“Heartless, then. But you great nobles are that, a little, eh, mon ami?”
He shrugged and returned quickly to that other more interesting subject.
“Elle va m’epouser!” he exclaimed violently. “I will stake my life on it. She will; she must!”
“Must!” The woman raised her hand. “You say that to an American girl?”
“We’re not at the finis yet!” An ugly crispness was manifest in his tones. “There are ports and priests a-plenty, and this voyage is apt to be a long one, unless she consents—”
“Charming man!” She spoke almost absently now.
“Haven’t I anything to offer? Diable! One would think I was a beggar, not—am I ill-looking, repugnant? Your sex,” with a suspicion of a sneer, “have not always found me so. I have given my heart before, you will say! But never as now! For she is a witch, like those that come out of the reeds on the Volga—to steal, alike, the souls of fisherman and prince.” He paused; then went on moodily. “I suppose I should have gone—allowed myself to be dismissed as a boy from school. ’I have played with you; you have amused me; you no longer do so. Adieu!’ So she would have said to me, if not in words, by implication. No, merci,” he broke off angrily. “Tant s’en faut! I, too, shall have something to say—and soon—to-night—!”

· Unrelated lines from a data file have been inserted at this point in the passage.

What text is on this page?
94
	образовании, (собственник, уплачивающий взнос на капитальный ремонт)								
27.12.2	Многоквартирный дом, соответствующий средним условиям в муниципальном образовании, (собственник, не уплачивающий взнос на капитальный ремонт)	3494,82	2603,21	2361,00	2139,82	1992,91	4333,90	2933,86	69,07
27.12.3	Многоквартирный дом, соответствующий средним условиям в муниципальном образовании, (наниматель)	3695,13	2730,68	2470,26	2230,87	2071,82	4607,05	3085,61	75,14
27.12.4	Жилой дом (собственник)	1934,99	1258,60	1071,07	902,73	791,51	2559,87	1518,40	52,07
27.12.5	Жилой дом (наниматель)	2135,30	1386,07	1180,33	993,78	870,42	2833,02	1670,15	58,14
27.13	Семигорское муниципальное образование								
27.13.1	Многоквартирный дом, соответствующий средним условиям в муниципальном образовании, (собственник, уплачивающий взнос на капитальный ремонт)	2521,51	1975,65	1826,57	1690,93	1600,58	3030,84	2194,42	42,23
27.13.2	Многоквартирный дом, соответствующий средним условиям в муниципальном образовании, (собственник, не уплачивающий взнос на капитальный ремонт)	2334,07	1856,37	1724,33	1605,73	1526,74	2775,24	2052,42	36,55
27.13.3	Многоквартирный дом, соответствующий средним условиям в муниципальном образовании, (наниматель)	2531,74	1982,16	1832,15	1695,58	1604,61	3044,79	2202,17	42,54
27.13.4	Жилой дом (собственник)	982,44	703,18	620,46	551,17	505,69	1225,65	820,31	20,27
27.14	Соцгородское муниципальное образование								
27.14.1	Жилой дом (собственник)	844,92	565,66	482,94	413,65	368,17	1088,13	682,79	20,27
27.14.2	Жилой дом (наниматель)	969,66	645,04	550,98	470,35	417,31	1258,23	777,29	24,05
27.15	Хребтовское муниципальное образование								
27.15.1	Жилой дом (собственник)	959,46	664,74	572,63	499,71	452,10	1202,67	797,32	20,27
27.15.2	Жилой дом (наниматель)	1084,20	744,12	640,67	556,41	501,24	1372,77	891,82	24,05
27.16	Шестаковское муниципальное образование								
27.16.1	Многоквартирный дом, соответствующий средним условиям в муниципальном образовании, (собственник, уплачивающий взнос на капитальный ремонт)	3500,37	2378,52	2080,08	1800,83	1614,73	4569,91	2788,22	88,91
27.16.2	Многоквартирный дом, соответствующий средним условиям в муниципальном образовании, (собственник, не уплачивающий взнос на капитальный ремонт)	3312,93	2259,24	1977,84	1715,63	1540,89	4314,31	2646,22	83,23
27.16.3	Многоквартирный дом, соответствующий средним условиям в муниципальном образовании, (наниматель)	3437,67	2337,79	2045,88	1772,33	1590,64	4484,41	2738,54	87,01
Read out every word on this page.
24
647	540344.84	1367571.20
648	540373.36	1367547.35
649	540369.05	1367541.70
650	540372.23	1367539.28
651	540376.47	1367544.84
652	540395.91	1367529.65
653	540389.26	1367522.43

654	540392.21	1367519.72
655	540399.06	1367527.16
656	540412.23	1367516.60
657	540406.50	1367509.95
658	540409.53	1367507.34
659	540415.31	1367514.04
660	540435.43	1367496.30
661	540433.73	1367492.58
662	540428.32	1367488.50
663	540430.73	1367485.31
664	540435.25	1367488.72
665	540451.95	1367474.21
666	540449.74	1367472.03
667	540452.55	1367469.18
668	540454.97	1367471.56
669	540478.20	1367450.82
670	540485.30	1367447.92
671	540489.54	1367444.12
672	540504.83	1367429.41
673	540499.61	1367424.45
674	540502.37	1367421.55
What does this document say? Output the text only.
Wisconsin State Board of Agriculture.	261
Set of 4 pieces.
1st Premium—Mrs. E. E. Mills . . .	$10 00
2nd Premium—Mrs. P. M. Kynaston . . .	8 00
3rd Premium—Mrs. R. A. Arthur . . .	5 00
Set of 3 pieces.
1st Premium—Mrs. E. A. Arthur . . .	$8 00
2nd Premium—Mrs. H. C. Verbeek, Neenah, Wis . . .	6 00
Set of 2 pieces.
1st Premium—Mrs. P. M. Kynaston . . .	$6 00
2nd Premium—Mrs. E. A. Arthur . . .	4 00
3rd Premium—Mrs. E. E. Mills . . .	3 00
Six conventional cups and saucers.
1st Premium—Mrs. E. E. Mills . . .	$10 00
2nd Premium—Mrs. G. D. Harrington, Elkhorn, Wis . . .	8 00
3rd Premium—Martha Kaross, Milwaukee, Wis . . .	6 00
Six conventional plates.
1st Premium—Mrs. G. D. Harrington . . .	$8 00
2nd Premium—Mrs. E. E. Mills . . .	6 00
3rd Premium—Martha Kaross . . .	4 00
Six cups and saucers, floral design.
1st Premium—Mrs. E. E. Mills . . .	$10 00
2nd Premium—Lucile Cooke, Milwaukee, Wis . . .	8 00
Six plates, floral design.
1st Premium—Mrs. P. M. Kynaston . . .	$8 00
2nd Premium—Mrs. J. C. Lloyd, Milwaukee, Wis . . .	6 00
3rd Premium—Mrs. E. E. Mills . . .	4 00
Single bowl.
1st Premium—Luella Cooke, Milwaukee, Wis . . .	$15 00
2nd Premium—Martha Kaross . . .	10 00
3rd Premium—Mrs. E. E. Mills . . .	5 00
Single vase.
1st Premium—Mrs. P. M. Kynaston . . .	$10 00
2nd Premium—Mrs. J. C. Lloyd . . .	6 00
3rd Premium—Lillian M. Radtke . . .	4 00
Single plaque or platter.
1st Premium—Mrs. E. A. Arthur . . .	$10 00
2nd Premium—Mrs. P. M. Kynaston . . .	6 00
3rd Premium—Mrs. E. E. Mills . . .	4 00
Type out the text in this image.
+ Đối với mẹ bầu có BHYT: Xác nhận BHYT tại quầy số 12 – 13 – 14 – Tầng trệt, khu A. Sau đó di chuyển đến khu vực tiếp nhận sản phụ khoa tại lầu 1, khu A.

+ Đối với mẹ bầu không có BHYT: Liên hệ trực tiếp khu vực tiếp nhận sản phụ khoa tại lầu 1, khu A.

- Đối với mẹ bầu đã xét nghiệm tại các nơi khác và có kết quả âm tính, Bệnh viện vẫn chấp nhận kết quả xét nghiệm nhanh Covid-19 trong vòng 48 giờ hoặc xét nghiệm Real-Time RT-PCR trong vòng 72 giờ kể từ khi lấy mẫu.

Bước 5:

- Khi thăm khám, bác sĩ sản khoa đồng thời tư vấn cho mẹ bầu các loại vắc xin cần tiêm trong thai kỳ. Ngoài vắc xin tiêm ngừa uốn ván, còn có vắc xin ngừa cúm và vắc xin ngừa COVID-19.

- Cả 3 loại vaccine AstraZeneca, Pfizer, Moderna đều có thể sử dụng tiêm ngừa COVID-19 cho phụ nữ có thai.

He made a swift gesture, threw his cigar into the sea and walked off.
“How tiresome!” But the words fell from the woman’s lips uneasily. She stretched her lithe form and looked up into the night. Then she, too, disappeared. Mr. Heatherbloom stood motionless. She knew who he was and yet she had not revealed his secret to the prince. Because she deemed him but a pawn, paltry, inconsequential? Because she wished to save the hot-headed nobleman from committing a deed of violence—a crime, even—if he should learn?
The reason mattered little. In Mr. Heatherbloom’s mind his excellency’s last words—all they portended—excluded now consideration of all else. He gazed uncertainly in the direction the nobleman had gone; suddenly started to follow, stealthily, cautiously, when another person approached. Mr. Heatherbloom would have drawn back, but it was too late—he was seen. His absence from the stokers’ quarters had been discovered; after searching for him below and not finding him, the giant foreman had come up here to look around. He was swinging his long arms and muttering angrily when he caught sight of his delinquent helper. The man uttered a low hoarse sound that augured ill for Mr. Heatherbloom. The latter knew what he had to expect—that no mercy would be shown him. He stepped swiftly backward, at the same time looking about for something with which to defend himself.
Prince Boris, upon leaving Sonia Turgeinov, ascended to the officers’ deck. For some moments he paced the narrow confines between the life-boats, then stepped into the wheel-house.